Keeping all the spinning plates in the air – managing your MBA, work and life
Will I be able to handle it all? Work, life, and the pursuit of an MBA—all at once? This is a question that dogged me in the months leading up to my first semester and is one of the most common questions I get when speaking to potential or freshly minted Evening MBA students at Goizueta. One question inevitably follows my assurance that yes, you can indeed manage all three: how do you do it? The answer is simple to understand but can involve a learning curve—you learn to actively manage your time. Here are a few tips and tricks for juggling the work/life/school trifecta to help get you started with keeping all the spinning plates in the air:
- Ask your classmates. How do others manage? I’ve picked up a wealth of knowledge from my classmates. They are all equally driven, brilliant professionals who have a diverse set of experiences and skills under their belt. They could have a time management or organization strategy that might work well for you. They understand the challenges of managing a multitude of priorities. We are all in the same boat, and my classmates have lent me their ear or their knowledge on many occasions.
- Understand why you are getting your MBA, then prioritize your time around that true north. While your classmates can empathize and offer you ideas on how to best manage your time, their reasons for getting their MBA and the challenges on their time are different than yours. Ask yourself, why are you at Goizueta? Do you want to increase your business acumen? Enhance or accelerate your career prospects? Make more connections? Get leadership experience? Another under-the-radar reason? All, some or one of those things? Take the time to come to terms with what your reasons are and prioritize your time and efforts around those things.
- Get comfortable with prioritizing. While learning organization skills will be enormously helpful in keeping track of required readings, assignments, and group meetings, prioritizing your time will be the most important skill to master. Knowing what you want to do and what you don’t want to do is easy. Saying no to an opportunity you’d love to take but don’t have enough time to fully commit to isn’t easy. Situations like this will come up. You will have to prioritize your time and learn when and how to say no (to yourself and others).

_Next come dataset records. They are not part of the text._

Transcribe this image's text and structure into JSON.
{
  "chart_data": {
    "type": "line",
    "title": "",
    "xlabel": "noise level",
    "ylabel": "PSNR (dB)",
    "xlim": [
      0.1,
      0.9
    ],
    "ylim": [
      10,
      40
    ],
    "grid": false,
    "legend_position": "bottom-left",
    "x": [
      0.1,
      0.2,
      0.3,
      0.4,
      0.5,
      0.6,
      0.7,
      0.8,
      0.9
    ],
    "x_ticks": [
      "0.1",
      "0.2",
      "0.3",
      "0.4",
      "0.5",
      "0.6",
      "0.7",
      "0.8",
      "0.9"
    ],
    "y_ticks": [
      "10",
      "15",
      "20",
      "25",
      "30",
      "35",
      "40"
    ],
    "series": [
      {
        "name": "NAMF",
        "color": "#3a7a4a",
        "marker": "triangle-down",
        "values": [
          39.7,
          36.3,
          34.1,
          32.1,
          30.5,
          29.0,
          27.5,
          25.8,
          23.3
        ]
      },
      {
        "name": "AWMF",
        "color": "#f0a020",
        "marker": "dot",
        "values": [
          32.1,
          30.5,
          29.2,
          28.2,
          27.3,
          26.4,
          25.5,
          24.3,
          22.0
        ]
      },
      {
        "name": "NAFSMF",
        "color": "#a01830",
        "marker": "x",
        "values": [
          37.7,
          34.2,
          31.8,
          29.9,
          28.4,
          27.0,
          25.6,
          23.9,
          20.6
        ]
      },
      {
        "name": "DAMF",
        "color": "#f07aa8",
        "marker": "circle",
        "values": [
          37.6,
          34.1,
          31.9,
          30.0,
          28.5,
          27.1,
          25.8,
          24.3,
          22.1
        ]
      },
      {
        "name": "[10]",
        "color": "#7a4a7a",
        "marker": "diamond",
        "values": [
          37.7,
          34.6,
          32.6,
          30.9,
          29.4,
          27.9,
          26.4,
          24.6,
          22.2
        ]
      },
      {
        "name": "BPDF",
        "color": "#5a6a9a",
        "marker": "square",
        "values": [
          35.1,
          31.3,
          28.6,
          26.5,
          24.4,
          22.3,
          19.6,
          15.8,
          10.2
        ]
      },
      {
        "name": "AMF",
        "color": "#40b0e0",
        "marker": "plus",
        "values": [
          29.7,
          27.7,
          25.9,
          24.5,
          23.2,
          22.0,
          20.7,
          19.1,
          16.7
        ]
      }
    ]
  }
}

Be mindful when you agree to a volunteer consulting project or TA’ing for a favorite professor. Make sure these opportunities align with #2 because you will only have so much time in a day. Don’t forget to include your life and work in your prioritization and balance where possible. If you are conscientious of what you’ve put on your plate, it can be easier to say no to things out of alignment with your life, work, and MBA goals.
- Be kind to yourself. Someday, inevitably, you will drop a spinning plate. When it happens, treat yourself as you would treat your classmate in the same situation. You are living multiple lives all at once—it is okay if you don’t do everything perfectly all the time! When it happens, take the opportunity to take stock and reprioritize, if needed. Should you pull back on casing, recruitment prep, that volunteer consulting project? I’ve learned this lesson more than once. I’ve learned that the combination of practicing #3, remembering to prioritize time to rest, be unproductive and recharge will go a long way with managing MBA, life, and work successfully.